Il fulcro dell’analisi si incardina nell’ipotesi di integrazione di un fatto percepito dall’ordinamento giuridico come lesivo di beni giuridici generali, ma anche specificamente presidiati da norme di matrice penale militare, tale da risultare idoneo ad alimentare il duplice binario punitivo, costituito dall’avvio di un processo penale ordinario, a carico dell’Autorità penale ordinaria, e di un processo penale militare, perseguito da parte dell’Autorità penale militare.
A seguito dell’identificazione dei presupposti soggettivi e oggettivi del doppio giudizio esaminato, rispettivamente costituiti dalla qualifica di militare in servizio o considerato tale secondo gli artt. 3 e 5 del Codice penale militare di pace da parte del soggetto imputato e dall’identità del fatto oggetto di contestazione, necessariamente configurabile come reato obiettivamente militare, l’analisi si snoda su direttrici differenziate in funzione della collocazione temporale reciproca fra i due procedimenti citati, distinguendo tra situazioni di contemporanea pendenza di procedimenti e casi in cui all’esito di un giudizio sia già stato pronunciato un provvedimento, scindendo le ipotesi a seconda che esso sia passato in giudicato o meno.
L’applicabilità del ne bis in idem alla sovrapposizione fra processo ordinario e militare è esaminata facendo ricorso ai principi costituzionali e immanenti all’ordinamento, corroborati dalle conclusioni elaborate dalla dottrina e dalle pronunce giurisprudenziali. Dopo aver verificato i limiti dell’operatività dell’art. 649 c.p.p., la soluzione alla problematica del cumulo fra procedimenti di diversa natura è ricercata negli istituti alternativi del concorso di norme e di reati, riservando le necessarie considerazioni al fenomeno della connessione fra procedimenti.

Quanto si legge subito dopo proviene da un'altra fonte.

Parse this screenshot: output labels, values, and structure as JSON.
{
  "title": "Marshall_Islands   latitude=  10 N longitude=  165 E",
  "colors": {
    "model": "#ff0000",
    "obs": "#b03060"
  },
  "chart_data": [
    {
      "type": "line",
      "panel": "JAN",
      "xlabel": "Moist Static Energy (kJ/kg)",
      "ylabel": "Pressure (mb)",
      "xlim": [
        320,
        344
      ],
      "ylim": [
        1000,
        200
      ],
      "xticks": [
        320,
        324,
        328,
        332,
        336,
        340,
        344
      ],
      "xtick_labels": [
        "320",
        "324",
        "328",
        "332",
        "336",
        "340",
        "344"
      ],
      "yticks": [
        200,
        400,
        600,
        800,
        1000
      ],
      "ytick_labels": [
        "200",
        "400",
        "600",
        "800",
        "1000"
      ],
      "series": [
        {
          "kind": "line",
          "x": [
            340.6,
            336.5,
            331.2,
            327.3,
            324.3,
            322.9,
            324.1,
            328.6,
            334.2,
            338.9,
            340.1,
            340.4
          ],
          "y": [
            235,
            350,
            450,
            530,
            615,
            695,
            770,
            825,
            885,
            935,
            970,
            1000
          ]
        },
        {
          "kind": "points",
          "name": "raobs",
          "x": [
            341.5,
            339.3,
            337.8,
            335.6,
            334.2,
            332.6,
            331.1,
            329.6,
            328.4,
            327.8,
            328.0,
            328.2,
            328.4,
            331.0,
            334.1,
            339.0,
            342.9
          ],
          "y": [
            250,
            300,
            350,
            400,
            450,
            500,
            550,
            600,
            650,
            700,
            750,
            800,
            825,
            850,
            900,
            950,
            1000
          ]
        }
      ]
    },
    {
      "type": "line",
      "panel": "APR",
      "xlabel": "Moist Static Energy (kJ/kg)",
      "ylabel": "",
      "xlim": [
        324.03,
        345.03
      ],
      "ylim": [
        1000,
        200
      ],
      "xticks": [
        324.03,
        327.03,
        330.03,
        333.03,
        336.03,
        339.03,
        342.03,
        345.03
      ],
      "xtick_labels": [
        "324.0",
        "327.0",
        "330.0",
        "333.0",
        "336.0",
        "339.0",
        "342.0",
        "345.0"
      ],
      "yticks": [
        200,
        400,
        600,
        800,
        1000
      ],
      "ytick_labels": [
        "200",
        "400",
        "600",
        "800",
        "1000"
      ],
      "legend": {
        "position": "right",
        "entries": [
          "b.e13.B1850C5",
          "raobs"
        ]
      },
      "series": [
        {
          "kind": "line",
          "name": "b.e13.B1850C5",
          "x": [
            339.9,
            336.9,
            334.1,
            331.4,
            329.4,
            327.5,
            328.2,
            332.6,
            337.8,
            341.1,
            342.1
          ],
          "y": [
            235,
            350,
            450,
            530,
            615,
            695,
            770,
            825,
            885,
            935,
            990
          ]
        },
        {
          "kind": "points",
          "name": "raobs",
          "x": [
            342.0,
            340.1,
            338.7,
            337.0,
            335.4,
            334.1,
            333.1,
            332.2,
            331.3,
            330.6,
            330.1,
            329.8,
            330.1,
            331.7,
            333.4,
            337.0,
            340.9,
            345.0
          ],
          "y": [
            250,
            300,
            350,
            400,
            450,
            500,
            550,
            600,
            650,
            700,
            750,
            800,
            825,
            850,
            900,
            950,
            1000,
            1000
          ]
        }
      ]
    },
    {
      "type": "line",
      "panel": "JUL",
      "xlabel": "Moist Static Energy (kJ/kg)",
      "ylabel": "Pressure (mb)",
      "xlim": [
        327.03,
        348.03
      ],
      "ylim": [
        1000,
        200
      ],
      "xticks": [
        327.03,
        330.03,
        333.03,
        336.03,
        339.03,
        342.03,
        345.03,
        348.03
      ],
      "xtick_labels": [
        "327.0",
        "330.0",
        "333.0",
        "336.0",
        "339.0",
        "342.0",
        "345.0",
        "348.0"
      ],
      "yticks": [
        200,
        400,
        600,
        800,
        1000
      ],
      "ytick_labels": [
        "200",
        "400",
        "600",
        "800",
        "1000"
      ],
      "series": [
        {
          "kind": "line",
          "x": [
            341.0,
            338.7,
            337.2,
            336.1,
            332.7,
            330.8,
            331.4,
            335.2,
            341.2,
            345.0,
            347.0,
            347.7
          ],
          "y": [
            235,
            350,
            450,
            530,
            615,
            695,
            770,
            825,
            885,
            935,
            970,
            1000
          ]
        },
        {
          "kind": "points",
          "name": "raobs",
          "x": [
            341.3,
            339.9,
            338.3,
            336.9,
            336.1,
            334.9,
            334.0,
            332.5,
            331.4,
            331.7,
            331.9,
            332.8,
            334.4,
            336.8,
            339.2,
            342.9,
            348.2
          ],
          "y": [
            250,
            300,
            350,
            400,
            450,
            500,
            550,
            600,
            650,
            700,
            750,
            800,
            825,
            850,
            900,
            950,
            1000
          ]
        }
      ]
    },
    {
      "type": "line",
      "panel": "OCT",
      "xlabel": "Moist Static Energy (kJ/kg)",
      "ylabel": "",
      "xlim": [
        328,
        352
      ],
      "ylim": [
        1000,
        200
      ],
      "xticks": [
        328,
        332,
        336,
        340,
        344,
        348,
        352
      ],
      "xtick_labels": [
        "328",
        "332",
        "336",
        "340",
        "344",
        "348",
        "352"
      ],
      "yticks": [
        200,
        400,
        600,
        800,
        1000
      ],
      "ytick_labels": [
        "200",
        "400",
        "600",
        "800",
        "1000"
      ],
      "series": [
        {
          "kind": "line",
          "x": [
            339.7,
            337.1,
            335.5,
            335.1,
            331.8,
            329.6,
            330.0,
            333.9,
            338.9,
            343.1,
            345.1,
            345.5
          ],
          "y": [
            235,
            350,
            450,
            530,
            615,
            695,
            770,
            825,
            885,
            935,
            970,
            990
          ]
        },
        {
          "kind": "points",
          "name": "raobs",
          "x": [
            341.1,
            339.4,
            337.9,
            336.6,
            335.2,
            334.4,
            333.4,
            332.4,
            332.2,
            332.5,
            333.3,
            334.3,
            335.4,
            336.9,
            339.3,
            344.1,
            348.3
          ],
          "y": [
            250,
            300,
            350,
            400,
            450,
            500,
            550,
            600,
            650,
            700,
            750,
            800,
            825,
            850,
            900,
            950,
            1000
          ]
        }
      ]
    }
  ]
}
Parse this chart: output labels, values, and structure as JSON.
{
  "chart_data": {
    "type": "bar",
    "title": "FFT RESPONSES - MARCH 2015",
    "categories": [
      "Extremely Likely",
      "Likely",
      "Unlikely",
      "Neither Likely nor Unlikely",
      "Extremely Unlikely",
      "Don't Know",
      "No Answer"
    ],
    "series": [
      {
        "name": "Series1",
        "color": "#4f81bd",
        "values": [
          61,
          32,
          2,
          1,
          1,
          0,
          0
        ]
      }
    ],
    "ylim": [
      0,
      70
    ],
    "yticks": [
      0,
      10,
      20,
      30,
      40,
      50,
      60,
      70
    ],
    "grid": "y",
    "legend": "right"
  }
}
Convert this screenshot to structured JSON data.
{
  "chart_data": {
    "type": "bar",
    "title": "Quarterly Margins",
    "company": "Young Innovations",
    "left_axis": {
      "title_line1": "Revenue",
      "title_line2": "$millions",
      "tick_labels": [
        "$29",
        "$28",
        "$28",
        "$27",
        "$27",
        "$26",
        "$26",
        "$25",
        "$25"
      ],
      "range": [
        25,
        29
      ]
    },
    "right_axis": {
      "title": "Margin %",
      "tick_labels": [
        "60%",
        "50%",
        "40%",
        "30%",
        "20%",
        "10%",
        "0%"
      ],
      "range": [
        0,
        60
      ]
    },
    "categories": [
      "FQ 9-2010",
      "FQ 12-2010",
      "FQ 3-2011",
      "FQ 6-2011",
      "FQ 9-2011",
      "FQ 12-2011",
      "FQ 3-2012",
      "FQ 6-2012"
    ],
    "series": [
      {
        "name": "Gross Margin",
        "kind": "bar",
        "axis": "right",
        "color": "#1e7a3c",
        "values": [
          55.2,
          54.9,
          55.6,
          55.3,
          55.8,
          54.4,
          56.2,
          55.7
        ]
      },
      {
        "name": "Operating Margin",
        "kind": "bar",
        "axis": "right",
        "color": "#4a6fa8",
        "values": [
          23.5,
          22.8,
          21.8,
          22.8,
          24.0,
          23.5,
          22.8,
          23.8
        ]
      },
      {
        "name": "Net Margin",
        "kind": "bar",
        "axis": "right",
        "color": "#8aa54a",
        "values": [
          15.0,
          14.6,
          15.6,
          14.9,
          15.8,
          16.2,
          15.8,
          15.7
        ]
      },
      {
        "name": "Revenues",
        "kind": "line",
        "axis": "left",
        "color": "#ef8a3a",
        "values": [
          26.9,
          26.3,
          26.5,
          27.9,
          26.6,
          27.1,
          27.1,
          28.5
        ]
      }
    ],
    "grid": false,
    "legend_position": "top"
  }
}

In assenza di un provvedimento passato in giudicato, al fine di confutare ovvero confermare l’efficacia del principio in esame, è invece necessario fare riferimento alla dimensione immanente e infra-sistematica dello stesso, oltre che al meccanismo della preclusione, necessariamente sotteso.
Infine, l’esame del fenomeno del doppio binario sanzionatorio è calato nel circuito disciplinare militare, approfondendo la natura e la funzionalità della consegna di rigore, quale misura connotata da una spiccata afflittività, nonostante il carattere formalmente disciplinare.
Attraverso l’esame della giurisprudenza più significativa, si interrogano le finalità punitive sottese alle sanzioni militari e si riflette sul principio di proporzionalità sanzionatoria, nella prospettiva della tutela effettiva del militare quale soggetto di diritto, nell’ottica di verificare la possibilità di duplicazione del divieto di bis in idem nell’ambito dei disciplinari.
In quest’ottica, il lavoro si conclude evidenziando come i meccanismi di garanzia offerti dall’ordinamento, e dunque l’applicazione del ne bis in idem, debbano perseguire una duplice finalità: da un lato, assicurare la razionalità, la coerenza e la logicità del sistema repressivo; dall’altro, preservare la centralità dell’individuo anche a fronte della sua condotta antigiuridica, in ossequio a un’idea di giustizia penale che non sia mera espressione di forza, ma la più sofisticata forma di garanzia dell’ordine sociale.